I do however feel a strong oneness with the world around me, and believe that some superior being -- I just don't know how he or she or it is called -- runs the show and knows all things about all of us at the same time.
Which brings me back to my house, here at the 6th floor of this building.
At the common area of the second level, just before you enter the upstairs bedrooms, is a place for introspection. There are books and there is a chair, and little else.
You can't do much else, either, except to gape at the view of the south-west in front of you.
Like tonight. It's 10:30 pm and I am sitting here typing away, the wind on my face as I behold a view of the city. There are streets and lights and houses and buildings.

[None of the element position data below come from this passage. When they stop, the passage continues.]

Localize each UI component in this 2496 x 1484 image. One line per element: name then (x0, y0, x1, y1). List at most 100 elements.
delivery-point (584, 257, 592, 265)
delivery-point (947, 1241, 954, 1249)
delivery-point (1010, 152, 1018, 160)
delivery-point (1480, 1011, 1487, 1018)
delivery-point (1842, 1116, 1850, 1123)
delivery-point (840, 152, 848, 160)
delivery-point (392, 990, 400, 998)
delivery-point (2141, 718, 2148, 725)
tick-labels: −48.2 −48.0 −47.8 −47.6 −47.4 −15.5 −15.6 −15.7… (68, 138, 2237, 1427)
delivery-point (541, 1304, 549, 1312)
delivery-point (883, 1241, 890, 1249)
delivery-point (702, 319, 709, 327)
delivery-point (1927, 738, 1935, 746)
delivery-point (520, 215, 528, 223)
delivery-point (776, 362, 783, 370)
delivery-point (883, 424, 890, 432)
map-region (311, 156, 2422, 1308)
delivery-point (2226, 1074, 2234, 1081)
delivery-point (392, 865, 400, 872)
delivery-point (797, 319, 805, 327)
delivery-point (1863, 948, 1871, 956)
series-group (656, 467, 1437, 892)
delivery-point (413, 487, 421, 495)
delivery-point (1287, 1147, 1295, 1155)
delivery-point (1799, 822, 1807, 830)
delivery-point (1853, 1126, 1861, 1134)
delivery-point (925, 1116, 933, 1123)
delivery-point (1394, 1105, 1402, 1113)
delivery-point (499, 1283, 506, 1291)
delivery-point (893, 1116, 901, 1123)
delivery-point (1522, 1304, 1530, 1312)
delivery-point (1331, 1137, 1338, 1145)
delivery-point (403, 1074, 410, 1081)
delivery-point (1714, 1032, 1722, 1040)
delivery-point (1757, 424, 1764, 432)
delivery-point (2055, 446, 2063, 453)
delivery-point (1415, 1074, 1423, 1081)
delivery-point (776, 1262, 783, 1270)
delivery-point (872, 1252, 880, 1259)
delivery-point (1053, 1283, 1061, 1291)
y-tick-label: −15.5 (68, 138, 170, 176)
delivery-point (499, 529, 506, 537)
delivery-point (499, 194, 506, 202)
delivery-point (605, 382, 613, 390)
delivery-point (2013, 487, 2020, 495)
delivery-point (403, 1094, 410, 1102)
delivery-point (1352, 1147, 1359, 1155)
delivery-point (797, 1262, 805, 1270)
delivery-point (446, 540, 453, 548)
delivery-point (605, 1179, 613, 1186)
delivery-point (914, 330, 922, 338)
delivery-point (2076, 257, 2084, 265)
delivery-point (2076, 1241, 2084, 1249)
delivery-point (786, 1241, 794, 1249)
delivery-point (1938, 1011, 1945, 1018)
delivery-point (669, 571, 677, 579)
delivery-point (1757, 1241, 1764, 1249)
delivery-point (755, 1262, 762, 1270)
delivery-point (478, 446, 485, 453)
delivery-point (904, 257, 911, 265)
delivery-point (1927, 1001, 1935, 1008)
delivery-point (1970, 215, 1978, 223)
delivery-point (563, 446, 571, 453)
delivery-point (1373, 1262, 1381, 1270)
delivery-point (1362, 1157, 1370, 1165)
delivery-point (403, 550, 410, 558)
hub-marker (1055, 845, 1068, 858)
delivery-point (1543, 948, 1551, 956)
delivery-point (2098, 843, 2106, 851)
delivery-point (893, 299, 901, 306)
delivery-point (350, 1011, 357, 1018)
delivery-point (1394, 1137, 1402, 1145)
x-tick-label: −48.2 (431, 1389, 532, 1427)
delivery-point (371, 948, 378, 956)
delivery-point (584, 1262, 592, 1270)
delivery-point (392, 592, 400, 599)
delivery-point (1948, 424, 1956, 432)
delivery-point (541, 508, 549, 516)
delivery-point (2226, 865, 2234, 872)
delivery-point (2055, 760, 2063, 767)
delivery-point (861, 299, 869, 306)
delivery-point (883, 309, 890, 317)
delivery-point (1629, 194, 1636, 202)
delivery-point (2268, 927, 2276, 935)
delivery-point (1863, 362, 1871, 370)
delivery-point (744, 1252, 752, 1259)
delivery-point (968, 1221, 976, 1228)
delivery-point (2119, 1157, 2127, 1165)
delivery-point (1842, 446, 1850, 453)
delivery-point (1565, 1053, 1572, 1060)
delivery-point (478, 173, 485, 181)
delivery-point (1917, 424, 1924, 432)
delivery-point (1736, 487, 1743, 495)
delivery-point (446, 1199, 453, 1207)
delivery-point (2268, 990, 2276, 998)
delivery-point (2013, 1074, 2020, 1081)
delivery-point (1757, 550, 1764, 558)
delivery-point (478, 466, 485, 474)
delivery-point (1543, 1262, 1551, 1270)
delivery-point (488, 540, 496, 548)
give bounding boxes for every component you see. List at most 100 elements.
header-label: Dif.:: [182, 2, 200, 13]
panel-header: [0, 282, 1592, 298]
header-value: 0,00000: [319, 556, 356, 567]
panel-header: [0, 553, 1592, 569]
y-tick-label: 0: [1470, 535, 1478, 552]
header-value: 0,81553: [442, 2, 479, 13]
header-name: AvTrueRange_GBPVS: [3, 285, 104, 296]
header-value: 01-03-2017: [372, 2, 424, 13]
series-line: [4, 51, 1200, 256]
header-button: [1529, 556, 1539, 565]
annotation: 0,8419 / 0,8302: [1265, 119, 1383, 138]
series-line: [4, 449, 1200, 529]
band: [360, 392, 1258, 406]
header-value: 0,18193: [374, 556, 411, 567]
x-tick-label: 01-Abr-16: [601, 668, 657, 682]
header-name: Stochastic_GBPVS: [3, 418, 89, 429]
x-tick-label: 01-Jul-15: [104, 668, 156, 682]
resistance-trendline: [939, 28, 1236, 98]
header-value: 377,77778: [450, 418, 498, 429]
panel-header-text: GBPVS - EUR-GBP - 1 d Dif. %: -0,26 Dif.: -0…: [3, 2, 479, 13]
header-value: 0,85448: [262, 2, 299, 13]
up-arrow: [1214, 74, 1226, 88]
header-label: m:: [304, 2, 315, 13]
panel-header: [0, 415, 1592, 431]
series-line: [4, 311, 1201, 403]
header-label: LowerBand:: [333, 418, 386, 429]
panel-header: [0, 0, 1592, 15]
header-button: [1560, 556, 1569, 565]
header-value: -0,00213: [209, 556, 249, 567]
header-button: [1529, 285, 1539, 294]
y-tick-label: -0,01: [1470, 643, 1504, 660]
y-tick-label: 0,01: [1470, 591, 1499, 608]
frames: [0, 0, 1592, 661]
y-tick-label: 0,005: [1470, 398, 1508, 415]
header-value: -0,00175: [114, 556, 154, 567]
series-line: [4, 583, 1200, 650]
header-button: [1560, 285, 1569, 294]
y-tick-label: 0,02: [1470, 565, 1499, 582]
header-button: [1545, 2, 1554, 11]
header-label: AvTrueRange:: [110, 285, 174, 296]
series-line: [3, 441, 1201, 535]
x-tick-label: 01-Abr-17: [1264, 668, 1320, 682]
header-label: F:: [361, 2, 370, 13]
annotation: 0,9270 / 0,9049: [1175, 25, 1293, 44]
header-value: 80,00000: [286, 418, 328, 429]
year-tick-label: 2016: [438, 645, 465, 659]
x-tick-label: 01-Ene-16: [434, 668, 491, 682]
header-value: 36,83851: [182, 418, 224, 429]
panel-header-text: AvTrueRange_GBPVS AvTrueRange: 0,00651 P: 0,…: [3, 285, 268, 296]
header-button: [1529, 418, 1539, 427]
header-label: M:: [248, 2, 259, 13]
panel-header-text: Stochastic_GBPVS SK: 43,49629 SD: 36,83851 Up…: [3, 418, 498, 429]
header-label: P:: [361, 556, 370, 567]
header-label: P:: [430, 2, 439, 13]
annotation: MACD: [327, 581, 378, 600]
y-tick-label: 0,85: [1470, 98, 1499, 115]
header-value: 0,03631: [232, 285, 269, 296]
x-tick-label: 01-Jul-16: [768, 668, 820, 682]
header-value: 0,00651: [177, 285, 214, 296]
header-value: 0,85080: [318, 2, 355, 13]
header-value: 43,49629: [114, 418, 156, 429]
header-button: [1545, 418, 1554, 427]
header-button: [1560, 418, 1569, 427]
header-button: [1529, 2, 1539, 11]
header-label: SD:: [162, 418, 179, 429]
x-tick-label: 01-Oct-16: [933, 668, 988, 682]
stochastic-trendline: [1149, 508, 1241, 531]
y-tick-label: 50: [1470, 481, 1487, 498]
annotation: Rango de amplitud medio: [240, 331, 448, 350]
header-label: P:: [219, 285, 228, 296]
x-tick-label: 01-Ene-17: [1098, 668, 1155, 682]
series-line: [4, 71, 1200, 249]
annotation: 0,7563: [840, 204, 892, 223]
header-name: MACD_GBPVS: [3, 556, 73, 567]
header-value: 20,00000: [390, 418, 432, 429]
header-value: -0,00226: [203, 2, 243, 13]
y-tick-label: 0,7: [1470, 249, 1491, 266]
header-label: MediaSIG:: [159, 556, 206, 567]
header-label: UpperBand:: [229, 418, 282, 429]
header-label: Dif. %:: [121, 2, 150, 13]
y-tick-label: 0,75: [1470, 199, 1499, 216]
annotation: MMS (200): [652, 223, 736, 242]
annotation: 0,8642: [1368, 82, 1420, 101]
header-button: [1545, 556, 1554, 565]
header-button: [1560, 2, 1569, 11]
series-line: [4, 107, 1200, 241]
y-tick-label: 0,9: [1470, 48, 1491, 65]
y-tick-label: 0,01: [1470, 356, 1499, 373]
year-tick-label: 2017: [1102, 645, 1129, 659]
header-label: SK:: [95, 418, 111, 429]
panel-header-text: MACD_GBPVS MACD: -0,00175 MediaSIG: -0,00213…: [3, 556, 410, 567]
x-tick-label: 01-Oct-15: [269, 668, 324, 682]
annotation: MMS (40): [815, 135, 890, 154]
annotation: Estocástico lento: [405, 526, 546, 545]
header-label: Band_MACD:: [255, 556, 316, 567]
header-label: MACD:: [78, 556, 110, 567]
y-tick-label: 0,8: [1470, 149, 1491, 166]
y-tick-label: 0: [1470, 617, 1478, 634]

Beyond that, the sky.
How can one not utter a prayer to whoever it is that has been here before all this?
How can one not feel, and strongly, that a force is in control of everything -- so great and encompassing, yet also privy to the littlest details of your life -- so familiar, so intimate?
And so I find myself talking to God. Thanking him for being able to provide this kind of shelter to the children. Asking for help that I may sustain this ability, and do more.
Asking for the grace to do what I was put in here to do. Seeking help to be more comfortable in my skin. Sending out a message that I may just be ready, this time, but only if this is the right time.
I can just sit here for hours and behold the city as far as the eyes can see. And then I see less, and feel more.